Los días posteriores se llevaron puesta su rutina. Vino gente de la radio y del diario a entrevistarlo, lo saludó con amabilidad gente que hasta entonces lo ignoraba. La mañana que entró al mercado para hacer unas compras, un aplauso cerrado de todos los puesteros, se le volvió un brillo poco habitual en la mirada, y los lustrabotas y canillitas de la puerta lo abrazaron con sincero afecto. Se sentía más cerca de ellos que de todos los demás.

Toda aquella situación lo había sacado del anonimato y no dormía. “Voy a pagar las cuotas en la tienda, así no debo más nada y me voy a comprar un traje para la comparsa”, pensó una mañana rumbo al centro. Lo vio a Cachito, el lustrabotas con el que solían comerse un berlín a media mañana, en la entrada del refugio municipal, donde se tomaban los colectivos. Los vendía doña Elvira, una señora que bajaba del mallín y los traía envueltos en un repasador blanco. Cachito miraba la vidriera de una juguetería donde, entre varios juguetes, se exhibía una bicicleta. Lo quedó mirando y le silbó. “¿Qué haces Cachito?”, le preguntó a su amigo. “Miraba la bici. Un día me la voy a comprar”. Ese hombre que caminaba a su lado era Adolfo, el de siempre, el que andaba las calles ofreciendo billetes de lotería, que cada tanto, le invitaba un berlín y al que el azar lo había rozado con su vara.

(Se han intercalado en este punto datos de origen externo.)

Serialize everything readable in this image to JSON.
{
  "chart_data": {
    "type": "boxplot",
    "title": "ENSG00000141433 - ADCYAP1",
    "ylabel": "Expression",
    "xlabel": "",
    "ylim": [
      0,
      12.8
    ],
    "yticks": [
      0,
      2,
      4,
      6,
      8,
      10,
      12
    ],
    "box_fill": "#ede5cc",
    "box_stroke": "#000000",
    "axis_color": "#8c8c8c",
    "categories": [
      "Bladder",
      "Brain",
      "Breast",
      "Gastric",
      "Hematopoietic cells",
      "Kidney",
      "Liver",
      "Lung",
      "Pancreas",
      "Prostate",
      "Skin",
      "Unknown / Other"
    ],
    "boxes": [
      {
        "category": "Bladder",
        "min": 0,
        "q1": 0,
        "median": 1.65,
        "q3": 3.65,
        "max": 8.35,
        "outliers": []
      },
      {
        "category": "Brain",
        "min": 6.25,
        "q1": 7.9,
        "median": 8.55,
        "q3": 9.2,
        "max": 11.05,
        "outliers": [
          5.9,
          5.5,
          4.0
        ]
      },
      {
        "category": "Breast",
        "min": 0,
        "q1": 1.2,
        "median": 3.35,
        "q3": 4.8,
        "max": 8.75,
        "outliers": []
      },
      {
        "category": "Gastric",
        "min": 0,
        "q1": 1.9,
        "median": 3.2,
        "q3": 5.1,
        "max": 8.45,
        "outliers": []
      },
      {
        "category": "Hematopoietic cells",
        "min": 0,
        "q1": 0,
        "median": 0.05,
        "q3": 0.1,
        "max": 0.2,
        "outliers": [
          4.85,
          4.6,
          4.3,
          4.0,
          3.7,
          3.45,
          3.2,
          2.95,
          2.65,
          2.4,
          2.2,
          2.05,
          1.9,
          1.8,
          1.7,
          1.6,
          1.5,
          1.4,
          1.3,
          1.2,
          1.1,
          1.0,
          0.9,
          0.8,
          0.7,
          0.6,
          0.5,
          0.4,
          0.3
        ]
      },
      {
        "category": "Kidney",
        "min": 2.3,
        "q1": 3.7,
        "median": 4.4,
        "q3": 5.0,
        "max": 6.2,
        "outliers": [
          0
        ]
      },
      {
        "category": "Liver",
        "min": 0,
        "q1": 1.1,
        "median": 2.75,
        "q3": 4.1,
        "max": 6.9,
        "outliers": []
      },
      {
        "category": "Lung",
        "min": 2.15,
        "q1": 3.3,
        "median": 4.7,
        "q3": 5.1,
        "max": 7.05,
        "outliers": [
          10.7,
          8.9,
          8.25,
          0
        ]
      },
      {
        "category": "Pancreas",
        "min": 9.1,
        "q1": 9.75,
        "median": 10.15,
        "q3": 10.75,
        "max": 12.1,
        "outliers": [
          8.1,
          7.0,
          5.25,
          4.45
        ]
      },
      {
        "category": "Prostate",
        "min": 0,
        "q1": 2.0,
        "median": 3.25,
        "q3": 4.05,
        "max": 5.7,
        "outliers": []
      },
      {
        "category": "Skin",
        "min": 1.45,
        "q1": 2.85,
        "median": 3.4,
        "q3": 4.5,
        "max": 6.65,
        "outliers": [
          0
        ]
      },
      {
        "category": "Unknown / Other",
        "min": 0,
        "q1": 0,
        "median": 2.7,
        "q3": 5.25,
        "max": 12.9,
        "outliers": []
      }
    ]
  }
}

Adolfo, en ese instante, resolvió en que iba a invertir su fortuna.

La historia de aquella aldea que quedó en el tiempo, recuerda a aquel hombre, que para muchos, gastó toda la plata del “gordo de Navidad” (aunque él estaba convencido de haberla invertido) en bicicletas y juguetes para los niños de la calle y algunos otros, a quienes, por un instante, les robó una sonrisa.